I'm trying to respond to @GEdgar's comment about extending this result to more general spaces.
Let $(X, \mathcal X)$ be a measurable space and $(E, d)$ a metric space. Let $f, f_n:X \to E$ such that $\lim_n f_n = f$ pointwise.
Theorem: If $f_n$ is Borel measurable for all $n$, then so is $f$.
My questions:
Could you have a check on my below attempt?
Does this theorem hold in case $E$ is a Hausdorff topological space?

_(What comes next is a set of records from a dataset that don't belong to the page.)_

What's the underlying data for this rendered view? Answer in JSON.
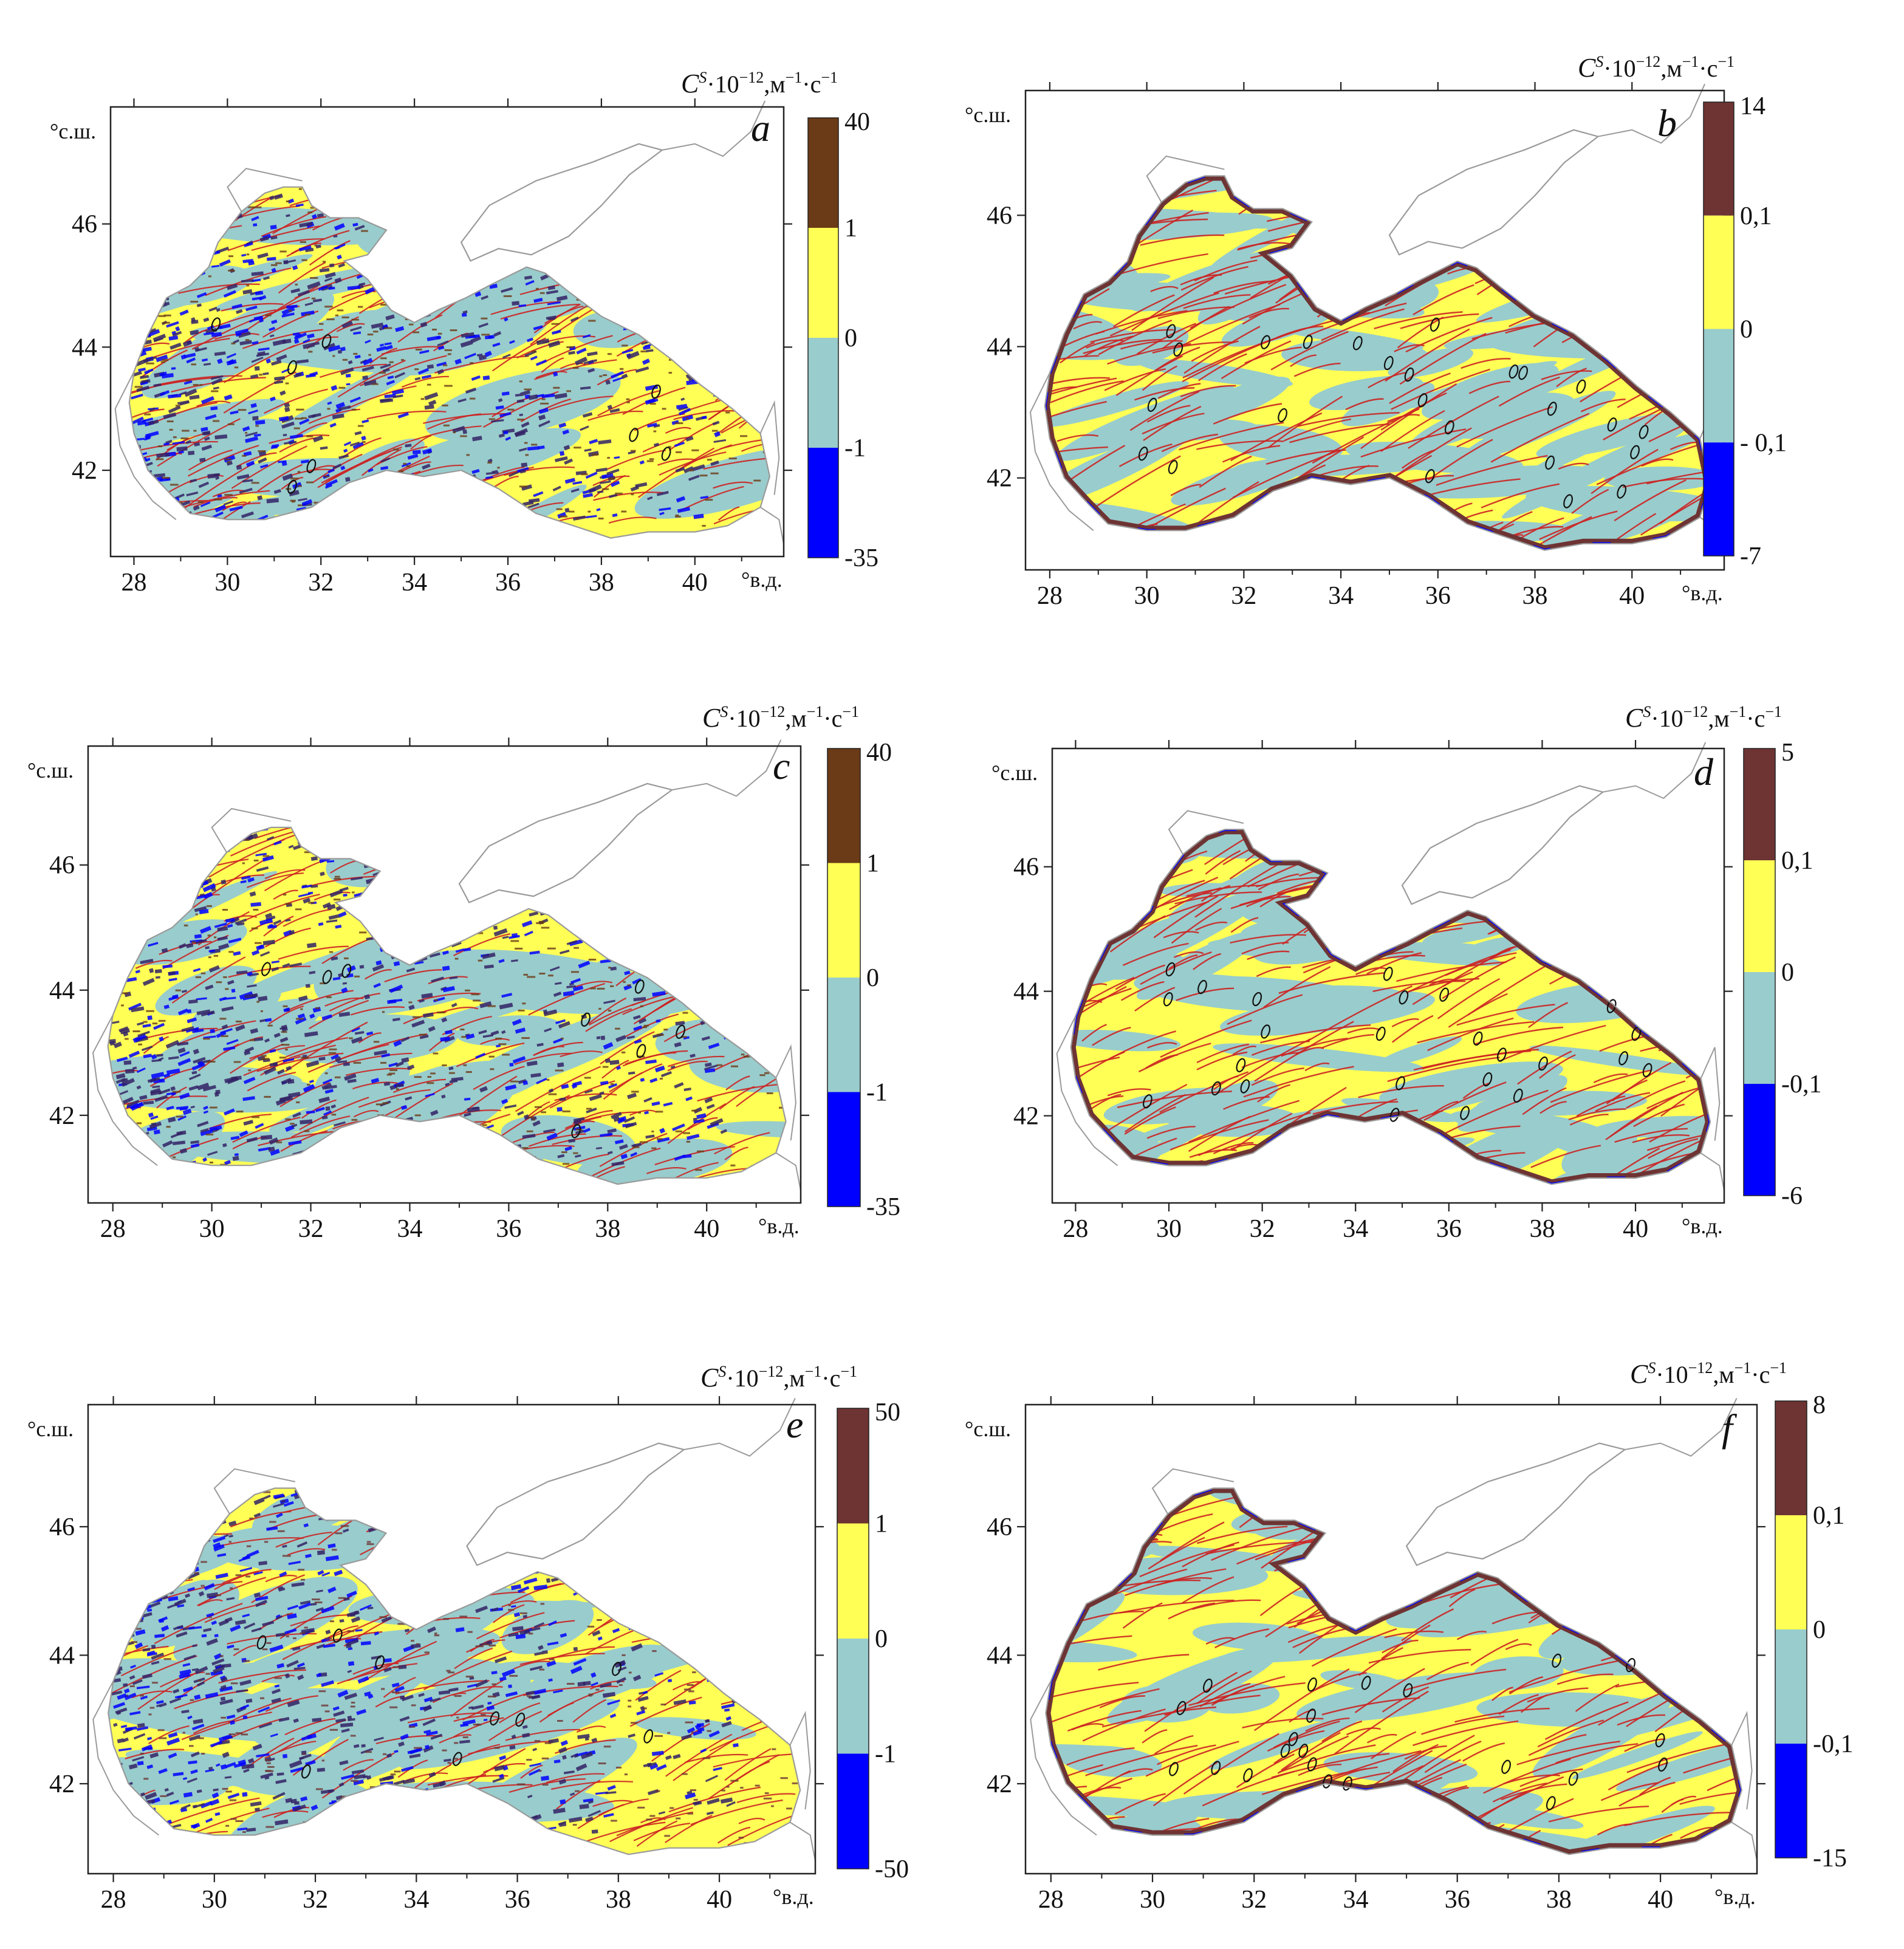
{
  "units": {
    "lat": "°с.ш.",
    "lon": "°в.д."
  },
  "colorbar_title": {
    "symbol": "C",
    "symbol_sup": "S",
    "scale": "·10",
    "scale_sup": "−12",
    "unit": ",м",
    "unit_sup1": "−1",
    "mid": "·с",
    "unit_sup2": "−1"
  },
  "lon_ticks": [
    "28",
    "30",
    "32",
    "34",
    "36",
    "38",
    "40"
  ],
  "lat_ticks": [
    "46",
    "44",
    "42"
  ],
  "colors": {
    "dark_brown": "#6b3a16",
    "brown": "#6e3333",
    "yellow": "#ffff55",
    "teal": "#99cccc",
    "blue": "#0000ff",
    "contour_red": "#cc2222",
    "contour_dark": "#332266",
    "land_line": "#9a9a9a"
  },
  "panels": [
    {
      "id": "a",
      "label": "a",
      "colorbar": [
        "40",
        "1",
        "0",
        "-1",
        "-35"
      ],
      "colors": [
        "#6b3a16",
        "#ffff55",
        "#99cccc",
        "#0000ff"
      ],
      "regime": "coarse"
    },
    {
      "id": "b",
      "label": "b",
      "colorbar": [
        "14",
        "0,1",
        "0",
        "- 0,1",
        "-7"
      ],
      "colors": [
        "#6e3333",
        "#ffff55",
        "#99cccc",
        "#0000ff"
      ],
      "regime": "fine"
    },
    {
      "id": "c",
      "label": "c",
      "colorbar": [
        "40",
        "1",
        "0",
        "-1",
        "-35"
      ],
      "colors": [
        "#6b3a16",
        "#ffff55",
        "#99cccc",
        "#0000ff"
      ],
      "regime": "coarse"
    },
    {
      "id": "d",
      "label": "d",
      "colorbar": [
        "5",
        "0,1",
        "0",
        "-0,1",
        "-6"
      ],
      "colors": [
        "#6e3333",
        "#ffff55",
        "#99cccc",
        "#0000ff"
      ],
      "regime": "fine"
    },
    {
      "id": "e",
      "label": "e",
      "colorbar": [
        "50",
        "1",
        "0",
        "-1",
        "-50"
      ],
      "colors": [
        "#6e3333",
        "#ffff55",
        "#99cccc",
        "#0000ff"
      ],
      "regime": "coarse"
    },
    {
      "id": "f",
      "label": "f",
      "colorbar": [
        "8",
        "0,1",
        "0",
        "-0,1",
        "-15"
      ],
      "colors": [
        "#6e3333",
        "#ffff55",
        "#99cccc",
        "#0000ff"
      ],
      "regime": "fine"
    }
  ]
}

Proof: Let $O$ be open in $E$. It suffices to show that $f^{-1}(O) \in \mathcal X$. Let $$ O_m := \{x \in O \mid d(x, \partial O) > 1/(m+1)\} \quad \forall m \in \mathbb N. $$
Then $O_m \subset O$ and $O_m$ is open in $E$. We have $$ \begin{align} &f(x) \in O \\ \iff &\lim_n f_n (x) \in O \\ \iff & \exists m \in \mathbb N, \lim_n f_n (x) \in O_m\\ \iff & \exists m \in \mathbb N, \exists N \in \mathbb N, \forall n \ge N: f_n (x) \in O_m. \end{align} $$
It follows that $$ f^{-1}(O) = \bigcup_{m \in \mathbb N} \bigcup_{N \in \mathbb N} \bigcap_{n \ge N} f_n^{-1} (O_m). $$
Clearly, $f_n^{-1} (O_m) \in \mathcal X$ because $f_n$ is Borel measurable. This completes the proof.